How to leave a world behind


As someone who has migrated a fair few times in my days, I often get asked if I ever experience homesickness and how I cope with it.

The truth is, I almost never do. ”Home is where your heart is” might be an old cliché, but it does point to an important thing. If you have moved from one country to another (or even one city to another) with the intent of living there for a significant period of time, you are home. 

So, that is what we are going to be talking about today. How to leave one world behind and enter a new one.

1. Don’t phone home

Whenever you feel homesick, a lot of people will tell you to call someone. This might make you feel better temporarily, but it will not cure homesickness. Of course, you shouldn’t stop talking to people for no reason at all. However, if you do not normally speak to your parents several times each week, do not start doing it now.

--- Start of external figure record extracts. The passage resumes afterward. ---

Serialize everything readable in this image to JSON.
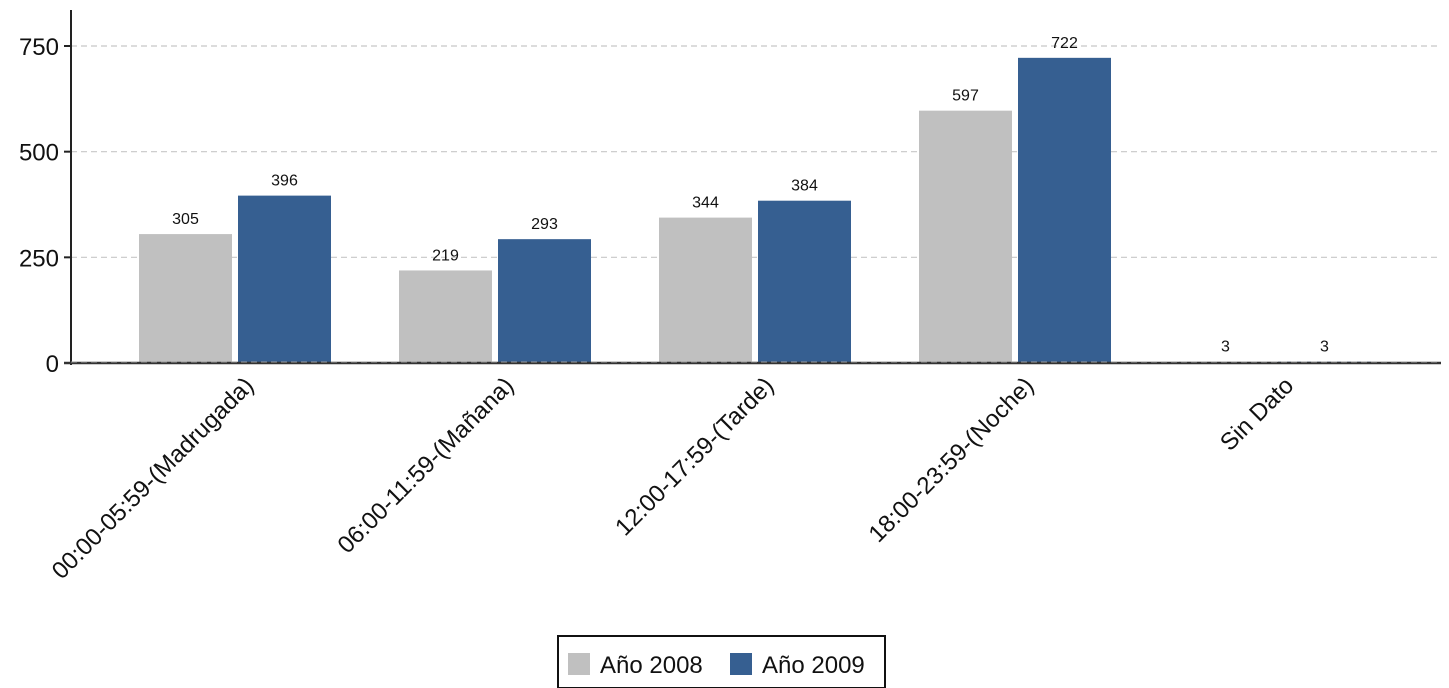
{
  "chart_data": {
    "type": "bar",
    "categories": [
      "00:00-05:59-(Madrugada)",
      "06:00-11:59-(Mañana)",
      "12:00-17:59-(Tarde)",
      "18:00-23:59-(Noche)",
      "Sin Dato"
    ],
    "series": [
      {
        "name": "Año 2008",
        "values": [
          305,
          219,
          344,
          597,
          3
        ],
        "color": "#c0c0c0"
      },
      {
        "name": "Año 2009",
        "values": [
          396,
          293,
          384,
          722,
          3
        ],
        "color": "#365f91"
      }
    ],
    "yticks": [
      0,
      250,
      500,
      750
    ],
    "ylim": [
      0,
      750
    ],
    "grid": true,
    "legend_position": "bottom-center"
  }
}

2. Don’t fall into the familiarity trap

“I just want to speak my native language for a while.” This is a trap a lot of international students fall into. For some reason, people tend to gravitate towards people who share their native language. If you are struggling with the language spoken at your new home, it’s extra important that you learn it. Reverting back to your native tongue makes that process more difficult. I recommend going cold turkey. Oh, and just because someone speaks the same native language as you, you might not have much in common. If they spoke another language, would you still be friends? If the answer is no, it is probably not your future BFF you’re talking to.

3. Do make new friends

It is daunting to move to a new place, especially if you don’t know anyone. The thing is, your life in your new home is going to be a lot more pleasant if you have local friends. Start by leaving your room and continue by leaving your house. If you are a student, there are usually several student clubs and organisations you can get involved in. Go to a fitness class. Talk to your flatmates. Talk to people in your class. Find other people who are interested in the same things as you are. There are millions of people in Brisbane, you are going to find someone to befriend.

4. Do try new things

No matter if you’re moving to a new country or just a new city, chances are your new home will offer you the chance to try things you haven’t tried before. This is a great opportunity to fall in love with new activities and discover skills you did not even know you had. It is also a great way to achieve point number 3 on this list. One of the first things I signed up for when I moved to Brisbane was the university’s debate society, and it remains one of the best decisions I have ever made. At this stage, the vast majority of my friends are people I have met through debating or debaters. My point is that you should try new things, because you never know what you will discover.

5. Remember why you moved

People do not decide to move without a reason. When things get difficult, it is very important to remember why you made the choice to move. It is easy to forget that when all you can think about is your loved ones or how much you miss your hometown. Do not be afraid of making decisions. Deciding to move from one place to another is a bit like transferring degrees or changing jobs, you want to be certain that you made the right decision but if you did make the wrong one there is always an opportunity to make a new decision. ”I wish I was brave enough to move” is something you will probably hear from the people in your hometown. As someone who has migrated between countries about six or so times over the last few years, I can confirm that this modified saying is accurate.

”If you don’t like things were you are, move! You are not a tree”.